Te vi sobre un junco al atardecer,
la brisa sorprendía a las veletas,
el frío nombraba los eclipses,
la huida era un verbo sin adjetivos,
el cielo rompía en olas de mercurio,
quizá inventé tu edad.
Pero te vi y recordé de pronto las áreas gramaticales,
la geometría, una ecuación que nacía en la cruz de tus rizos,
el enjambre de los logaritmos que te vestían
con la exactitud blanca de lo intangible.
Y fui el lugar donde se acuesta el libro de tu noche,
fui la atmósfera que aún no ha brotado en el corazón de los días,
en la ternura hecha flor de invierno.
Acércate, conversa con mi silencio,
que tu mirada viaje del tornasol a la aurora,
que mis ciervos descansen en el claro vientre de tu espejo,
que un dios recoja el verde que se derrama desde tus ojos a la niebla,
desde el atril del ensueño a la garza, con su nostalgia impoluta,
ave de los océanos, canción secreta de la virtud.

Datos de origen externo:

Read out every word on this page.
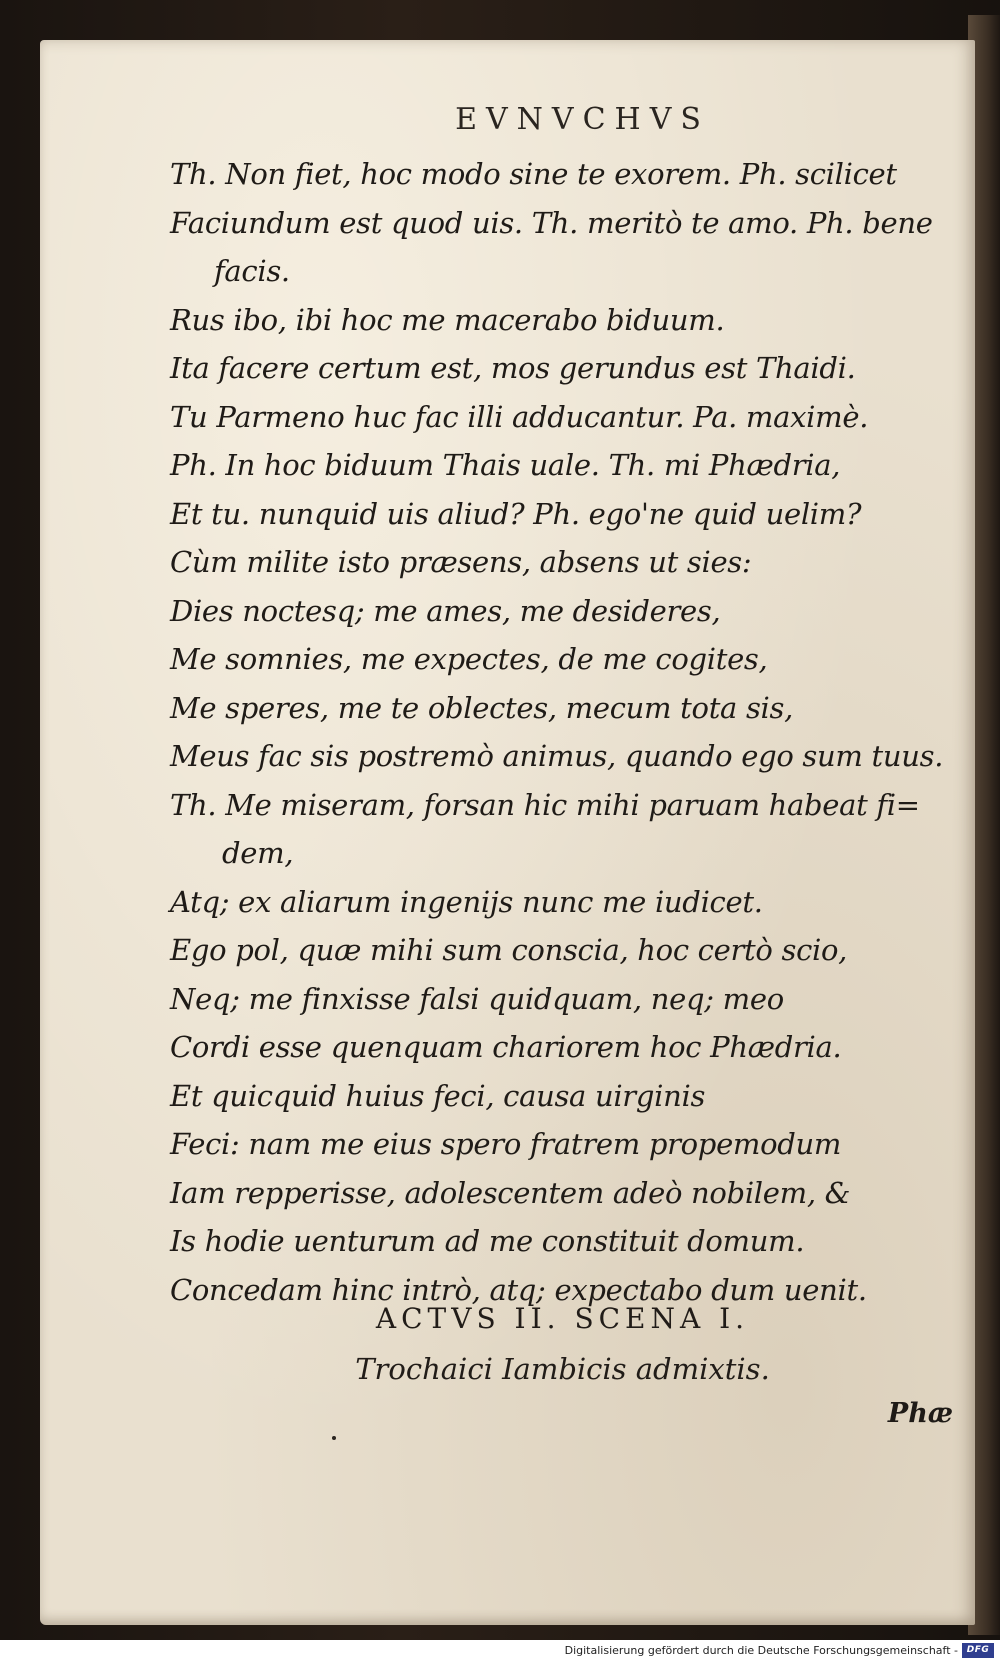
EVNVCHVS
Th. Non fiet, hoc modo sine te exorem. Ph. scilicet
Faciundum est quod uis. Th. meritò te amo. Ph. bene
facis.
Rus ibo, ibi hoc me macerabo biduum.
Ita facere certum est, mos gerundus est Thaidi.
Tu Parmeno huc fac illi adducantur. Pa. maximè.
Ph. In hoc biduum Thais uale. Th. mi Phædria,
Et tu. nunquid uis aliud? Ph. ego'ne quid uelim?
Cùm milite isto præsens, absens ut sies:
Dies noctesq; me ames, me desideres,
Me somnies, me expectes, de me cogites,
Me speres, me te oblectes, mecum tota sis,
Meus fac sis postremò animus, quando ego sum tuus.
Th. Me miseram, forsan hic mihi paruam habeat fi=
dem,
Atq; ex aliarum ingenijs nunc me iudicet.
Ego pol, quæ mihi sum conscia, hoc certò scio,
Neq; me finxisse falsi quidquam, neq; meo
Cordi esse quenquam chariorem hoc Phædria.
Et quicquid huius feci, causa uirginis
Feci: nam me eius spero fratrem propemodum
Iam repperisse, adolescentem adeò nobilem, &
Is hodie uenturum ad me constituit domum.
Concedam hinc intrò, atq; expectabo dum uenit.
ACTVS II. SCENA I.
Trochaici Iambicis admixtis.
Phæ
Digitalisierung gefördert durch die Deutsche Forschungsgemeinschaft - DFG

Has dicho: agua en mi labio, has dicho: candil entre los cuerpos
o rojez de pieles que no reconocen la espesura.
Yo te doy relojes sin horas, trenes del olvido,
nubes que regresan a la química del oxígeno y la diáspora,
canciones antiguas en vinilos rotos,
la mansedumbre del espía que mana de lo secreto,
la loca idiosincrasia del perdedor.
Elevarse hasta los soliloquios, mi jardín de palabras será tu bosque,
en los ruegos del arcángel verás la infinitud,
en mis manos un laberinto de ríos que no fluyen.
Ahora que somos el eco de una voz,
préstame la calma, la voluntad de erguirte,
el astro que no anuncias, la fe que un día hallaste
en los microscopios, como una célula de amor
que nunca se arrodilla, que se alza altiva
lo mismo un girasol ante el crepúsculo que llega.